All in all though, a truly dazzling meal in an amazing location - as it needs to be given the prices they’re charging though I have to say I’ve paid more for less accomplished meals in a Michelin 3-starred restaurant.

And it does make me want to go to L'Enclume which I guess is the object of the exercise for Rogan at least. Harder to see quite what Electrolux gets out of it though. Would you buy a fridge or a dishwasher on the strength of a slap-up meal? I'm not sure I would.

I ate at The Cube as a guest of Electrolux.
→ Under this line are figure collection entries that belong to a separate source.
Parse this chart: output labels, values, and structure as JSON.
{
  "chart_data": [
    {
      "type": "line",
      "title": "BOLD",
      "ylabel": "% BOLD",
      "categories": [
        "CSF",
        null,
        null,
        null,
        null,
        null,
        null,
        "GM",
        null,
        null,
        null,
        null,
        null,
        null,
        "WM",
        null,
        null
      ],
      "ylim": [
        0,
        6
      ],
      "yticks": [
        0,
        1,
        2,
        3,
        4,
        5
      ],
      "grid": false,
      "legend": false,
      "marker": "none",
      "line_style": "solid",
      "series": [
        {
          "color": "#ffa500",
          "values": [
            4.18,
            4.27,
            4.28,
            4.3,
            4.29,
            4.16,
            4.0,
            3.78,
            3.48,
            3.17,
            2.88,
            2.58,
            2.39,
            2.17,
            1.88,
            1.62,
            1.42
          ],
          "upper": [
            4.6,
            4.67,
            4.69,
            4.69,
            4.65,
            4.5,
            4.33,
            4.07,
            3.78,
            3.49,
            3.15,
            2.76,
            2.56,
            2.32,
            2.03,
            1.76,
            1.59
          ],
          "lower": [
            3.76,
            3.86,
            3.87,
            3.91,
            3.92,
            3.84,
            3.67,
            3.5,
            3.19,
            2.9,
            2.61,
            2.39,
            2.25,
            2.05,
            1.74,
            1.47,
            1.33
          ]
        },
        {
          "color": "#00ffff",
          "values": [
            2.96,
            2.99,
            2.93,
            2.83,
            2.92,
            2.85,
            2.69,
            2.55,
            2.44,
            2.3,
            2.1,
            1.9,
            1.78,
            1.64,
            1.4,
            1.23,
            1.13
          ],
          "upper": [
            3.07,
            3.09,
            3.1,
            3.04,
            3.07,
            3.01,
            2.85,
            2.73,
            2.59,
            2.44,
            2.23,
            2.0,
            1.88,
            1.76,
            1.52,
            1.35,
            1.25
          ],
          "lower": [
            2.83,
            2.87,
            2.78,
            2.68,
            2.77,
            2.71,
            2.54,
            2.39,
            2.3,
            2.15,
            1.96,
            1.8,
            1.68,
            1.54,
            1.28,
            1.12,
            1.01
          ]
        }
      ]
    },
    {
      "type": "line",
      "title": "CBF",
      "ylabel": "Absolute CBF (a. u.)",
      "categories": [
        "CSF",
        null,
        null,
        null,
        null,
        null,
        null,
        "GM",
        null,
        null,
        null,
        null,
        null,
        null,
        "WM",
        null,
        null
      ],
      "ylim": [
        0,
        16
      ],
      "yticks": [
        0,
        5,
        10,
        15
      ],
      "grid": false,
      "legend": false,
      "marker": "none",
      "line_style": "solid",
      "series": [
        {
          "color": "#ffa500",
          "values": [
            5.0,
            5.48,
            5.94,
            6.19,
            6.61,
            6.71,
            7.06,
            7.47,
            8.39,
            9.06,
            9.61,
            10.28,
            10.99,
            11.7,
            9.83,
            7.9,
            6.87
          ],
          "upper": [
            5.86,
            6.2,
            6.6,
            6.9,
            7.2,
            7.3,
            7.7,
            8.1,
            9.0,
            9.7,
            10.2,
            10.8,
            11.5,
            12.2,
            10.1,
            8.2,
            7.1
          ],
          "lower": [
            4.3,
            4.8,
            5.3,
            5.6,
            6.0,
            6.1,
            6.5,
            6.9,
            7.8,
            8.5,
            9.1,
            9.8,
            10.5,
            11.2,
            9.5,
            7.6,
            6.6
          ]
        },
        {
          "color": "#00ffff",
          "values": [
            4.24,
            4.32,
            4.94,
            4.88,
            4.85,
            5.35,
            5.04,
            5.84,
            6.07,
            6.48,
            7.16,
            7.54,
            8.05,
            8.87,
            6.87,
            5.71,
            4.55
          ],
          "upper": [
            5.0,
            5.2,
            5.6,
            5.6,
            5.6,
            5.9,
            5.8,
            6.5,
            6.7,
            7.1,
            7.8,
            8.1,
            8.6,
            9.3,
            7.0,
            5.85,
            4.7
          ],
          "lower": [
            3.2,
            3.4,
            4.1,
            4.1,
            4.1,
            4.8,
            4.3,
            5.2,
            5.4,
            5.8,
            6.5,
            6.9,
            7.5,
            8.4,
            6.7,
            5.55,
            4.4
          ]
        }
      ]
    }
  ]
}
Simon Rogan is back at the Cube from December 27th to 31st. Other chefs being featured include Tom Kerridge of the Hand and Flowers, Johnray and Peter Sanchez-Inglesias of Casamia in Bristol, Claude Bosi of Hibiscus, Atul Kochhar of Benares, and Daniel Clifford of Midsummer House. Bookings are taken for lunch at 12:00 for £175 a head and dinner at 19:00 for £215 (prices includes champagne reception, a minimum 6 course tasting menu and matched wines). Check the website for who's on when and call +44 (0) 207 288 6450 to book.

* It’s interesting how white wines dominate the pairings for this kind of cooking. But is that what you’d order if you went out for a meal that cost this amount?